Also Folgendes:
Während der Heizperiode, vom 1. Oktober bis 30. April, muss der Vermieter in einer Mietwohnung eine Mindesttemperatur zwischen 20 und 22 Grad Celsius gewährleisten. Allerdings muss er nicht ganztägig diese Temperaturen einhalten. Nachts, zwischen 23.00 bzw. 24.00 Uhr und 6.00 Uhr, sind 18 Grad Celsius ausreichend.
Wird die Mindesttemperatur von 20 bis 22 Grad Celsius im Winter nicht erreicht, liegt ein Mangel der Wohnung vor. Der Vermieter ist verpflichtet, einen solchen Mangel zu beseitigen, ansonsten kann der Mieter die Miete mindern.
Wird es in der Mietwohnung nur maximal 18 Grad Celsius warm, kann der Mieter eine Mietminderung von bis zu 20 % durchsetzen. Fällt die Heizung bei Minusgraden im Winter komplett aus ist eine Mietminderung von bis zu 100 % möglich. Dies bezieht sich natürlich jeweils auf die Kaltmiete, Betriebskosten sind hier von der Mietminderung ausgenommen.
Ist die Mietwohnung dauerhaft kalt und drohen dem Mieter Gesundheitsschäden, ist der sogar berechtigt, das Mietverhältnis fristlos zu kündigen.
Die fristlose Kündigung gemäß §543 BGB greift auch bei einem Mietvertrag mit Kündigungsausschluss-Klausel.

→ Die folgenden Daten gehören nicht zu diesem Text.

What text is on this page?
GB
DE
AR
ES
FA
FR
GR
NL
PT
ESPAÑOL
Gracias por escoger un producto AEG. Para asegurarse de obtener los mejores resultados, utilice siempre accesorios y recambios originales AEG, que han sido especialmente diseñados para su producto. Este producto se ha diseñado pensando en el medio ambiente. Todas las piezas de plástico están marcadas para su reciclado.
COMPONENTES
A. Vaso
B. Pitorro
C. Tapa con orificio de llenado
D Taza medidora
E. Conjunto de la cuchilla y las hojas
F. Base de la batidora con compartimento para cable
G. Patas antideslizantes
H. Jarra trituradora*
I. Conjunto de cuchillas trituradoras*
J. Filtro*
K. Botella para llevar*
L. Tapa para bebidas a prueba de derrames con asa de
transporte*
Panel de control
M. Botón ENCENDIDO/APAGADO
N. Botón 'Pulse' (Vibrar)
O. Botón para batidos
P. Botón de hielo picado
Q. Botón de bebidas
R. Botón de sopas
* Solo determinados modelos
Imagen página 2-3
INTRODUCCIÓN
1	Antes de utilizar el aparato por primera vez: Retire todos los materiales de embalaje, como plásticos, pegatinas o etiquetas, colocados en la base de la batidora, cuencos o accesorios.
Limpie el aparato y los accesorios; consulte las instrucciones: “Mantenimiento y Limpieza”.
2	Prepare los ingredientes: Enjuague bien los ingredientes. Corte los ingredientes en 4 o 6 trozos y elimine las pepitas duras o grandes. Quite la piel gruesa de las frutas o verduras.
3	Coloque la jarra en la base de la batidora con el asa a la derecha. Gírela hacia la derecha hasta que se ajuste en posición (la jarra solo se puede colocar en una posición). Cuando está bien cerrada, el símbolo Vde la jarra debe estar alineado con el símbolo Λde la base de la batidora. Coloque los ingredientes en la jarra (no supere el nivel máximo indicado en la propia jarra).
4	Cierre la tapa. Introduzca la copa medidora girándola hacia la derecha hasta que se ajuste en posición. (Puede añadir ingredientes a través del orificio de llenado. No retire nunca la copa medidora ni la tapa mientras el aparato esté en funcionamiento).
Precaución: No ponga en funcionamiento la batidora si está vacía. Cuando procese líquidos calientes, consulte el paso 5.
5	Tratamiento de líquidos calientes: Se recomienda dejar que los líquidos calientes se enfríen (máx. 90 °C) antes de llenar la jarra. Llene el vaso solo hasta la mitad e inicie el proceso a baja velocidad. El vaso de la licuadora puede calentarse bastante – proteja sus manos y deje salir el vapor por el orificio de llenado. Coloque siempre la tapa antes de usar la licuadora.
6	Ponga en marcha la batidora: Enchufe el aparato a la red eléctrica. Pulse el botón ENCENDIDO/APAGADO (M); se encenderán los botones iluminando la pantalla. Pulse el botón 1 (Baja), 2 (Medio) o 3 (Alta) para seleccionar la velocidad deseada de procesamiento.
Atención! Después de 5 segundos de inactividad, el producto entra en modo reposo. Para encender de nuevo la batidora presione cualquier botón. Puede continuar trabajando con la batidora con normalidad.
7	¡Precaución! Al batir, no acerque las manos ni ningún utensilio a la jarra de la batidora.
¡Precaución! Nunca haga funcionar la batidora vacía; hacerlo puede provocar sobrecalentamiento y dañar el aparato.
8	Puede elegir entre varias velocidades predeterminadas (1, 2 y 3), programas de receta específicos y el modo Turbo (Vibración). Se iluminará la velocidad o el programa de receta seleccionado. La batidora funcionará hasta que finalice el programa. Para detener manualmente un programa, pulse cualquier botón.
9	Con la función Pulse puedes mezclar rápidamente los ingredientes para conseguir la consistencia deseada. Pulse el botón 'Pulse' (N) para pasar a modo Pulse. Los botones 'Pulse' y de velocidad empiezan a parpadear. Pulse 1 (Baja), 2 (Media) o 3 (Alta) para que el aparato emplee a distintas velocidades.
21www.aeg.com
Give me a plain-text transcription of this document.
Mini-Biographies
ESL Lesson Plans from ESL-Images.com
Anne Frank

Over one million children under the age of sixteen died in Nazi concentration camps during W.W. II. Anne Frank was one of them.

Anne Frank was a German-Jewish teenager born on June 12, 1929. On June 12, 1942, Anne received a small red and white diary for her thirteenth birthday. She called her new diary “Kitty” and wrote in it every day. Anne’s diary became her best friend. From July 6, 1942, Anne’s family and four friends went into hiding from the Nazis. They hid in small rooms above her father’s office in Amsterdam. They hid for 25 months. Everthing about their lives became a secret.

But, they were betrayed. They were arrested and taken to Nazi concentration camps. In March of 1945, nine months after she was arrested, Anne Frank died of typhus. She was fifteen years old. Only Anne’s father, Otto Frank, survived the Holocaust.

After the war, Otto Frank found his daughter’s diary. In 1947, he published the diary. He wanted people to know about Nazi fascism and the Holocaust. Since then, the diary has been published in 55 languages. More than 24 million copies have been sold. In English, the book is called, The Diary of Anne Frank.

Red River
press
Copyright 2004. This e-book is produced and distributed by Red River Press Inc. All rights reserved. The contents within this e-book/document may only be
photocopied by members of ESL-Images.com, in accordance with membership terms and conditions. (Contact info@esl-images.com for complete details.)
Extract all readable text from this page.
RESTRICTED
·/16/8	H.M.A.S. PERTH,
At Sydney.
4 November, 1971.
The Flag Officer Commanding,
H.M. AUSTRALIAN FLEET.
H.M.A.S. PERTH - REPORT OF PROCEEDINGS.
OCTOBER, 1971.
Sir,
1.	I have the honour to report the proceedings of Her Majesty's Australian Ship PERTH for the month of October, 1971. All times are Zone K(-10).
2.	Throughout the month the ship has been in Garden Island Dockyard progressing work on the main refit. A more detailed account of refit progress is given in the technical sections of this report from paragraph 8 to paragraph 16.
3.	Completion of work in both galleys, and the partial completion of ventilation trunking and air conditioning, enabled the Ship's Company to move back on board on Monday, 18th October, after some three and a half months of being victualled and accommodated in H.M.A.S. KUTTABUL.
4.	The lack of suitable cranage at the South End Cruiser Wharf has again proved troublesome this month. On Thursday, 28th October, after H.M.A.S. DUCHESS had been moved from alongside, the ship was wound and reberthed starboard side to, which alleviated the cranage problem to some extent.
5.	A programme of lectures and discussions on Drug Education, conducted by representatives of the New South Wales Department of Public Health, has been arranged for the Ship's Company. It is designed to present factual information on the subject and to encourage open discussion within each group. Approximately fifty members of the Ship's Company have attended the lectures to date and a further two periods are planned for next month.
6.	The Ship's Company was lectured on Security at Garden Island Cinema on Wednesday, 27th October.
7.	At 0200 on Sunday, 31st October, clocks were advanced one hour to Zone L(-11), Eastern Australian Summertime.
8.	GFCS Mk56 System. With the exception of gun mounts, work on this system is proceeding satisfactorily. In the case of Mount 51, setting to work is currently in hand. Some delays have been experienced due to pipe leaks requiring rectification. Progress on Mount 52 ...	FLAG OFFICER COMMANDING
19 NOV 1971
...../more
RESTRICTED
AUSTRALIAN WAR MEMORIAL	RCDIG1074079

§ 543 Außerordentliche fristlose Kündigung aus wichtigem Grund
(1) Jede Vertragspartei kann das Mietverhältnis aus wichtigem Grund außerordentlich fristlos kündigen. Ein wichtiger Grund liegt vor, wenn dem Kündigenden unter Berücksichtigung aller Umstände des Einzelfalls, insbesondere eines Verschuldens der Vertragsparteien, und unter Abwägung der beiderseitigen Interessen die Fortsetzung des Mietverhältnisses bis zum Ablauf der Kündigungsfrist oder bis zur sonstigen Beendigung des Mietverhältnisses nicht zugemutet werden kann.
(2) Ein wichtiger Grund liegt insbesondere vor, wenn
1.dem Mieter der vertragsgemäße Gebrauch der Mietsache ganz oder zum Teil nicht rechtzeitig gewährt oder wieder entzogen wird,...
Der vertragsgemäße Gebrauch der Mietsache wäre im oben beschriebenem Fall, bei Raumtemperaturen unter 18 Grad Celsius nicht gewährt.